The way Brian Anderson sees it, now is not a moment for taking a deep breath after learning that the U.S. Army is eliminating a combat brigade at Fort Benning, costing the post 3,400 soldiers and the surrounding community valuable jobs.
“I guess I learned in my history coming from the carpet capital of the world, is what you’re allowed today can literally be taken from right out under you,” said the new president and chief executive officer of the Greater Columbus Chamber of Commerce. Anderson was in charge of the chamber of commerce in Dalton, Ga., as the carpet-manufacturing hub there convulsed from layoffs and plant closures during the Great Recession.

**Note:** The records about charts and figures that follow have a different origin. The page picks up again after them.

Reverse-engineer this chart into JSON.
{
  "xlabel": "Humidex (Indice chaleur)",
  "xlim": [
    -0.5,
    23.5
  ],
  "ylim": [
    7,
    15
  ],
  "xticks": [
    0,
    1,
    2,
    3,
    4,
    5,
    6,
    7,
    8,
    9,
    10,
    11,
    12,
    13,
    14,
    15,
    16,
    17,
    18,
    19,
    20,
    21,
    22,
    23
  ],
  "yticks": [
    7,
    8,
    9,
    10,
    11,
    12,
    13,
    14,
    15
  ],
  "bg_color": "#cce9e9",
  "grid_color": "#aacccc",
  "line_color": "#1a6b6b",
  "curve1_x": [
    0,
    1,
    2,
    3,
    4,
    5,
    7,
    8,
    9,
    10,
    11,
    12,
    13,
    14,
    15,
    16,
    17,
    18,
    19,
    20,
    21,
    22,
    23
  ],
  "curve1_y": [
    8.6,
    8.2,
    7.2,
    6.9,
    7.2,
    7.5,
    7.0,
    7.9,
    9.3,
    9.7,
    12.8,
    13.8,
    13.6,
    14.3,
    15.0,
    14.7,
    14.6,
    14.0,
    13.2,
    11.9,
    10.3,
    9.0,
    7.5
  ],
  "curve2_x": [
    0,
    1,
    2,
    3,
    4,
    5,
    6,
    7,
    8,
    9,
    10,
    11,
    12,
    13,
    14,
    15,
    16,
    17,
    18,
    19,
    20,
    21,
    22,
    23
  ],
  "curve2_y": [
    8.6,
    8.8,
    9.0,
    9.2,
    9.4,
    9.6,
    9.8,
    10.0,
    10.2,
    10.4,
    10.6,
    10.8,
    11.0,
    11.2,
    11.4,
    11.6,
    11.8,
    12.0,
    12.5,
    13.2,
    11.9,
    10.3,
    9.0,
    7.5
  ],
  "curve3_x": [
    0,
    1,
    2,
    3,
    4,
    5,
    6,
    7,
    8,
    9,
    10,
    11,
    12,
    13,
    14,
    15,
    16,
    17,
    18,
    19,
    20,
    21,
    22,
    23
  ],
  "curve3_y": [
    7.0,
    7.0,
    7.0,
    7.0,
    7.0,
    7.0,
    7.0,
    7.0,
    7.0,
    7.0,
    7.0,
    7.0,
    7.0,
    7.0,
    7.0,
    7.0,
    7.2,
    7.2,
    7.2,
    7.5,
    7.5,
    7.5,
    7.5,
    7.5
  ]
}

On Monday, the Columbus chamber said it is launching immediately an aggressive campaign to protect Fort Benning and the surrounding region from future federal budget cuts, especially those that could occur as part of mandated “sequestration” reductions in federal spending, which would force the Army to downsize even more.
Terming the effort a “battle” against sequestration, the organization said it will include a range of activities — public service ads on TV, radio and billboards, a website that will have updates, articles and videos, and an online petition calling for the defense of Fort Benning. As of late Monday afternoon, the petition at www.growbenning.com had more 400 electronic signatures.
Anderson said the campaign is aimed at driving home the fact that the local military post is not just any installation, and needs consideration for growth in missions and personnel during any future Base Realignment and Closure processes considered by U.S. military and political leaders.
“It’s a crucial base that has, really, the fulcrum of our Army might, with the training brigades being here and the 75th Ranger Regiment (troops), who basically are the first responders to a worldwide conflict if there ever is one,” Anderson said of his message to federal budget decision-makers. “It’s critical to the security of our nation ... Don’t let this artificial knee-jerk (sequestration) procedure stay in place. Do the responsible thing and reform the federal budget adequately that allows us also to be safe and secure.”
The local media campaign follows the Army’s announcement last Friday that the military branch is cutting its active-duty force from 490,000 to 450,000 soldiers by the end of the federal fiscal year ending Sept. 30, 2017. Future sequestration cuts could reduce the Army to 420,000 troops.
Former Fort Benning commander, Lt. Gen. H.R. McMaster (then a major general), threw out the 420,000 number during a Columbus leadership forum speech nearly two years ago, and he didn’t mince words.
“This will be the smallest Army we’ve had since 1939. I think it’s a risk considering what’s taking place around the world,” he said before tossing in a bit of a barb that the American public gets the “Army you’re willing to pay for.”
The current Army cuts of 40,000 soldiers will bring the number of troops from a peak Iraq-Afghanistan wartime level of 570,000 down to 450,000. There also will be about 17,000 civilian employees Army-wide impacted by the current round, although specific numbers connected to Fort Benning and other installations have yet to be released.
Fort Benning’s 4,000-person 3rd Armored Brigade combat team, part of the 3rd Infantry Division headquartered at Fort Stewart in southeast Georgia, is being replaced with a battalion task force of 1,050 individuals. The smaller unit will be capable of expanding to create a combat team if the military needs to do that.
Once the current reductions are in place, the Army will have reduced its total number of brigade combat teams from 45 to 30.
Last week, Fort Benning said the cuts just announced will cut $229 million from the local economy in lost sales and overall spending, with lost annual income amounting to $198 million. The chamber’s numbers are lower, but still steep, with an estimated regional annual buying power/salary loss of $139 million.
Columbus Mayor Teresa Tomlinson said the odds of Fort Benning losing the 3rd Brigade had been growing through the years. But the fact that it was the only loss suffered in the latest cutbacks, to her, sends a good message and will help in the fight against future sequestration cuts.
“I think it sends a message to the Department of Defense that we have state-of-the-art facilities with additional capacity,” she said. “And, given that, we need to be a recipient of your next BRAC. So the fact that they just adjusted the 3rd Brigade, I think it shows they’re getting our house in order for the next BRAC, and I really like our odds in the next BRAC.”